World reaction: tariffs, panic, and searching for solutions
Countries are reacting ambiguously. The European Union, the USA, Brazil, and Indonesia are introducing or strengthening customs restrictions. President Trump announced a new series of high tariffs, causing stock markets in Asia to fall. Chinese television responded with a harsh statement against the "hegemonistic economic policy of the USA".
However, history does not repeat literally. This time, Chinese companies blocked from the American market are actively expanding into new territories. For example, the share of Chinese cars in Mexico increased from 0.3% in 2017 to over 20% in 2024. Meanwhile, China is expanding its petrochemical production and exports of plastics, tires, polyester, and other industrial goods.
The Chinese model: cheaper, faster, larger-scale
China applies a unique development model: when domestic demand weakens, it is replaced by exports. After the housing market collapse, authorities redirected credit from apartment construction to industrial production. The decline in domestic consumption is compensated by export stimulation, allowing millions of jobs to be maintained.
However, problems remain. The social protection system is extremely weak — the state pension amounts to only $20 per month after a recent "increase" of three dollars. Economists are calling for the government to strengthen the domestic market through raising social standards. But Beijing currently prefers new investments in logistics, infrastructure, and factory modernization.
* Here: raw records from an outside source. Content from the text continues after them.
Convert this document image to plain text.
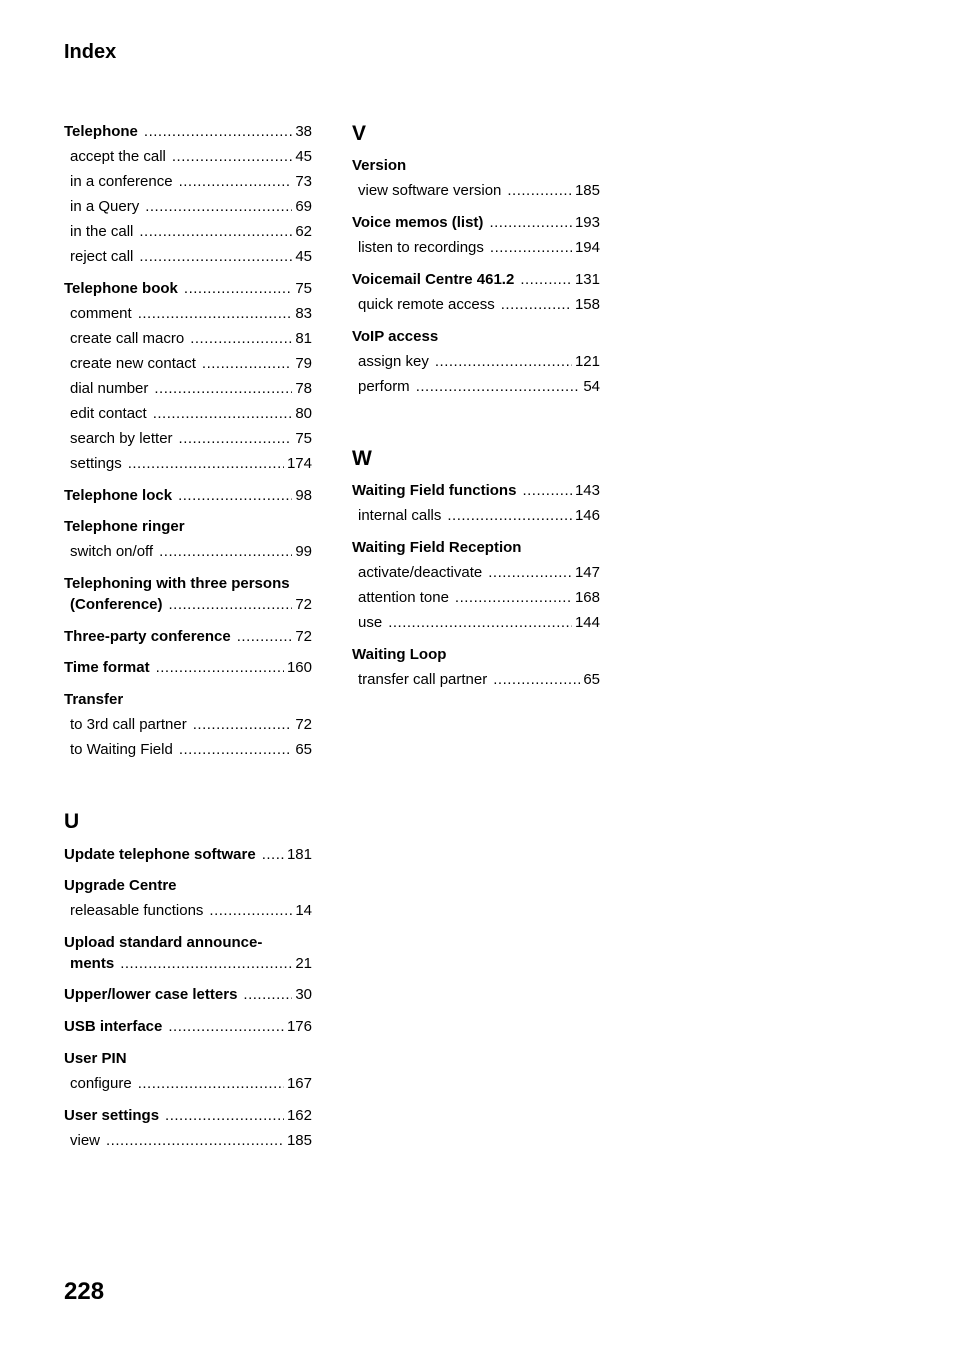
Index
Telephone .....	38
accept the call .....	45
in a conference .....	73
in a Query .....	69
in the call .....	62
reject call .....	45
Telephone book .....	75
comment .....	83
create call macro .....	81
create new contact .....	79
dial number .....	78
edit contact .....	80
search by letter .....	75
settings .....	174
Telephone lock .....	98
Telephone ringer
switch on/off .....	99
Telephoning with three persons
(Conference) .....	72
Three-party conference .....	72
Time format .....	160
Transfer
to 3rd call partner .....	72
to Waiting Field .....	65
U
Update telephone software ..... 181
Upgrade Centre
releasable functions .....	14
Upload standard announce-
ments .....	21
Upper/lower case letters .....	30
USB interface .....	176
User PIN
configure .....	167
User settings .....	162
view .....	185
V
Version
view software version .....	185
Voice memos (list) .....	193
listen to recordings .....	194
Voicemail Centre 461.2 .....	131
quick remote access .....	158
VoIP access
assign key .....	121
perform .....	54
W
Waiting Field functions .....	143
internal calls .....	146
Waiting Field Reception
activate/deactivate .....	147
attention tone .....	168
use .....	144
Waiting Loop
transfer call partner .....	65
228
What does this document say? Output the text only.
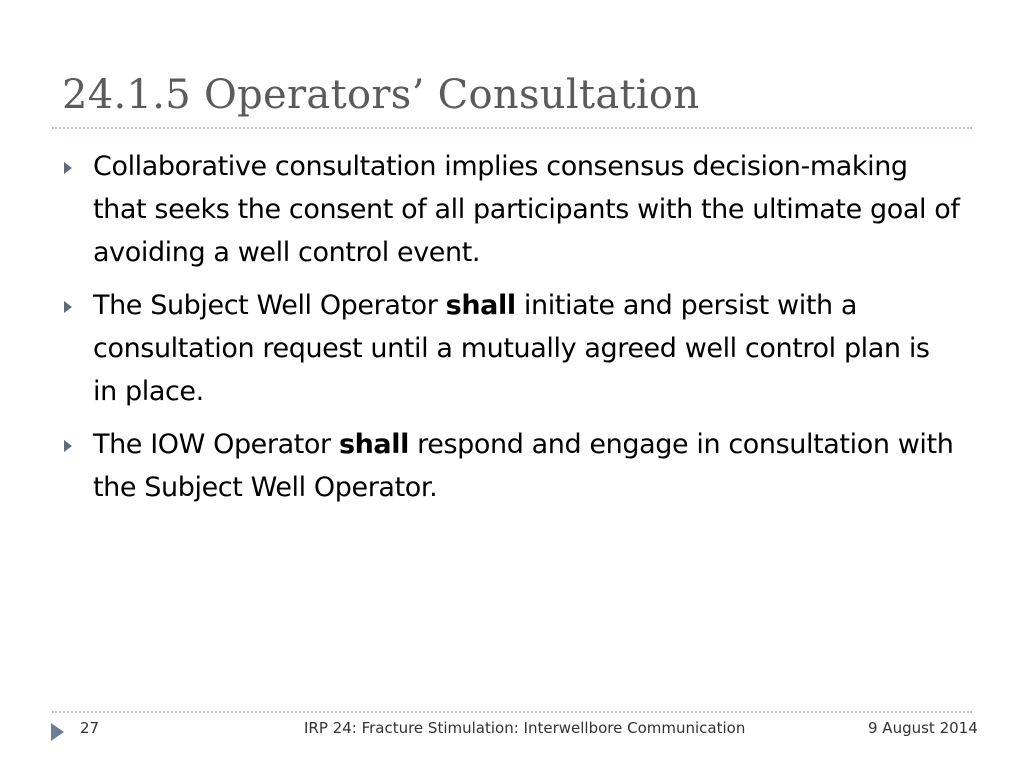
24.1.5 Operators’ Consultation
Collaborative consultation implies consensus decision-making that seeks the consent of all participants with the ultimate goal of avoiding a well control event.
The Subject Well Operator shall initiate and persist with a consultation request until a mutually agreed well control plan is in place.
The IOW Operator shall respond and engage in consultation with the Subject Well Operator.
27	IRP 24: Fracture Stimulation: Interwellbore Communication	9 August 2014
Is the world ready for a new industrial leader?
China already controls over 32% of global industrial production, leaving behind the USA, Germany, Japan, South Korea, and the United Kingdom combined. And this percentage is growing every month.
The question remains open: can the world withstand such scale of economic expansion? Will small and medium-sized producers survive the competition? And will leaders of the democratic world find effective and balanced responses that do not lead to new global conflicts?